Particulars
Ipek Guvensoy is a social psychologist with a specific focus on intergroup contact, prejudice, polarization and collective action. She got her first degree in Psychology from Uskudar University in 2019. During her undergraduate studies, she went on an overseas internship in Northern Ireland, Belfast. As a visiting researcher at Queen’s University Belfast, she studied intergroup contact under the supervision of Rhiannon Turner. After that, she received her master’s degree at Koc University in the department of Social/Organizational Psychology in 2021. Ipek is now a senior (final year) PhD student at Sabanci University. During her doctoral studies she also went on an overseas internship in Lisbon, Portugal. As a visiting researcher at ISCTE, she studied all-inclusive identities under the supervision of Rita Guerra. Ipek is the coordinator of Groupsy Lab and actively executes 5 projects. Her research appeared in the Journal of Applied Social Psychology and Journal of Social and Personal Relationships.
Research Interests
Since 2018, she has experimentally worked on various forms of intergroup contact including electronic contact, imagined contact, mediated contact and direct contact.
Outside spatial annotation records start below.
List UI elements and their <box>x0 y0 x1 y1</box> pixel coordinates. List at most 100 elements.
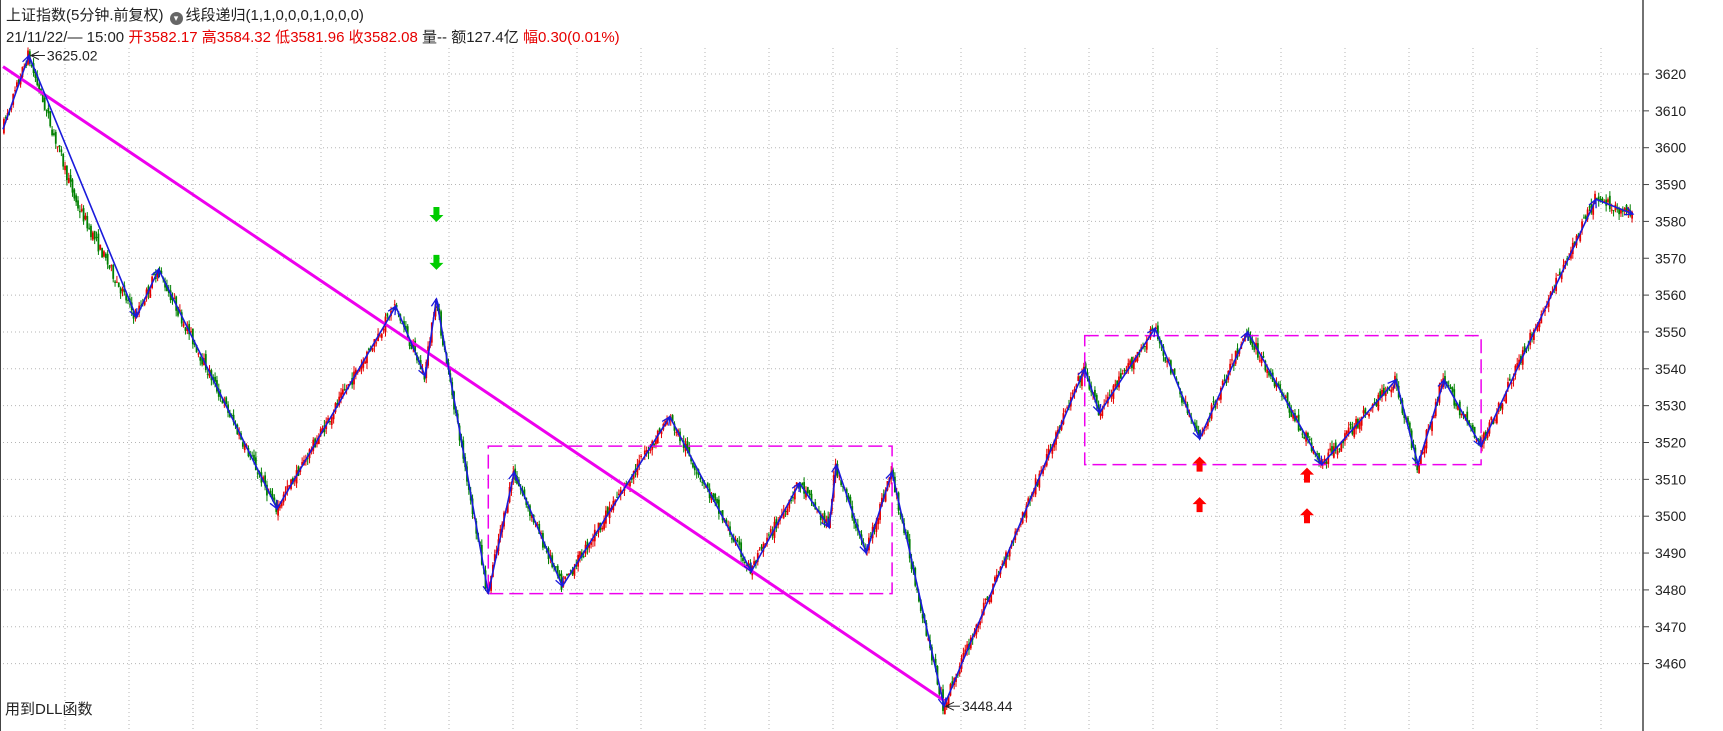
candle-body-down <box>1262 355 1265 358</box>
indicator-dropdown-icon[interactable]: ▾ <box>169 12 183 25</box>
candle-body-up <box>603 519 605 530</box>
candle-body-up <box>943 703 946 715</box>
candle-body-up <box>1594 193 1596 202</box>
candle-body-up <box>1051 444 1054 454</box>
indicator-name: 线段递归(1,1,0,0,0,1,0,0,0) <box>185 7 364 24</box>
extreme-price-label: 3448.44 <box>962 698 1013 714</box>
candle-body-up <box>627 483 630 485</box>
candle-body-up <box>1008 548 1011 557</box>
candle-body-down <box>1138 352 1141 356</box>
candle-body-down <box>842 486 844 488</box>
candle-body-up <box>110 265 113 267</box>
candle-body-up <box>238 432 241 436</box>
candle-body-up <box>805 490 807 498</box>
candle-body-up <box>1027 498 1030 506</box>
candle-body-up <box>286 485 289 492</box>
candle-body-down <box>566 573 568 576</box>
candle-body-up <box>877 518 880 525</box>
candle-body-down <box>951 681 954 688</box>
y-tick-label: 3520 <box>1655 435 1686 451</box>
candle-body-down <box>191 328 194 345</box>
candle-body-up <box>590 542 592 545</box>
amount-label: 额 <box>451 29 467 46</box>
candle-body-down <box>1084 363 1087 370</box>
candle-body-down <box>1316 453 1319 455</box>
candle-body-down <box>1232 363 1235 367</box>
candle-body-down <box>742 557 744 561</box>
candle-body-up <box>1005 552 1007 568</box>
volume-label: 量 <box>422 29 438 46</box>
candle-body-up <box>795 482 798 486</box>
candle-body-down <box>910 558 913 569</box>
candle-body-up <box>1460 413 1463 416</box>
candle-body-down <box>1116 380 1119 387</box>
y-tick-label: 3540 <box>1655 361 1686 377</box>
candle-body-down <box>1473 426 1476 438</box>
candle-body-down <box>919 599 922 612</box>
candle-body-down <box>125 293 128 301</box>
candle-body-up <box>638 460 641 466</box>
buy-signal-arrow-icon <box>1192 497 1207 513</box>
segment-arrowhead <box>1411 455 1421 467</box>
candle-body-up <box>645 450 648 452</box>
candle-body-down <box>790 499 793 501</box>
candle-body-down <box>38 84 41 92</box>
candle-body-up <box>380 333 383 338</box>
candle-body-down <box>647 452 650 454</box>
candle-body-down <box>1364 408 1367 416</box>
candle-body-up <box>1486 431 1489 438</box>
candle-body-up <box>499 529 502 538</box>
candle-body-down <box>251 455 254 457</box>
candle-body-up <box>1536 323 1539 332</box>
candle-body-down <box>1349 423 1352 426</box>
candle-body-up <box>655 439 657 445</box>
candle-body-down <box>716 499 718 504</box>
candle-body-down <box>1388 389 1391 391</box>
y-tick-label: 3480 <box>1655 582 1686 598</box>
candle-body-up <box>358 368 361 372</box>
candle-body-down <box>855 523 857 529</box>
candle-body-down <box>558 573 561 577</box>
candle-body-up <box>1631 211 1633 219</box>
candle-body-down <box>1375 402 1378 407</box>
candle-body-up <box>506 502 509 513</box>
candle-body-down <box>1277 383 1280 386</box>
candle-body-down <box>1407 417 1409 425</box>
y-tick-label: 3550 <box>1655 324 1686 340</box>
dll-function-note: 用到DLL函数 <box>5 701 93 718</box>
candle-body-down <box>1151 327 1154 331</box>
candle-body-up <box>277 504 279 516</box>
candle-body-down <box>899 512 902 515</box>
candle-body-up <box>619 489 622 495</box>
candle-body-down <box>204 354 207 371</box>
candle-body-up <box>1242 338 1244 342</box>
chart-title: 上证指数(5分钟.前复权) <box>6 7 164 24</box>
candle-body-up <box>1514 365 1517 375</box>
candle-body-up <box>838 475 841 477</box>
y-tick-label: 3510 <box>1655 471 1686 487</box>
candle-body-down <box>699 477 702 480</box>
candle-body-down <box>60 149 63 153</box>
segment-arrowhead <box>1437 378 1447 389</box>
candle-body-up <box>1347 427 1350 433</box>
candle-body-up <box>393 304 396 306</box>
trend-line <box>2 65 945 702</box>
candle-body-down <box>571 570 574 575</box>
candle-body-down <box>206 373 209 375</box>
candle-body-down <box>95 236 98 238</box>
candle-body-down <box>1279 384 1282 391</box>
candle-body-down <box>1595 197 1598 199</box>
candle-body-down <box>1416 463 1419 471</box>
candle-body-down <box>1108 394 1111 396</box>
volume-value: -- <box>437 29 448 46</box>
candle-body-up <box>1505 391 1508 404</box>
candle-body-down <box>1499 404 1502 409</box>
candle-body-up <box>1440 384 1443 388</box>
candle-body-up <box>643 450 646 455</box>
candle-body-down <box>1197 430 1200 437</box>
candle-body-up <box>782 510 785 518</box>
candle-body-up <box>99 244 102 250</box>
candle-body-up <box>601 527 604 530</box>
candle-body-up <box>1533 329 1535 340</box>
Ipek has conducted research on various intergroup contexts including Turkish-Kurdish, Black-White interethnic relations, Catholic-Protestant, meat-eaters – vegan/vegetarians, environmentalists – non-environmentalist intergroup relations and arbitrary-based groups. Ipek’s doctoral thesis looks at the effects of intergroup contact on meta-perception accuracy, and intergroup attitudes. Besides her doctoral thesis, she dedicated herself to improving theoretical frameworks in collective action research, particularly an overlooked construct in the overall collective action literature, anti-minority collective action. This work further drew her into the theoretical gaps in social identity literature.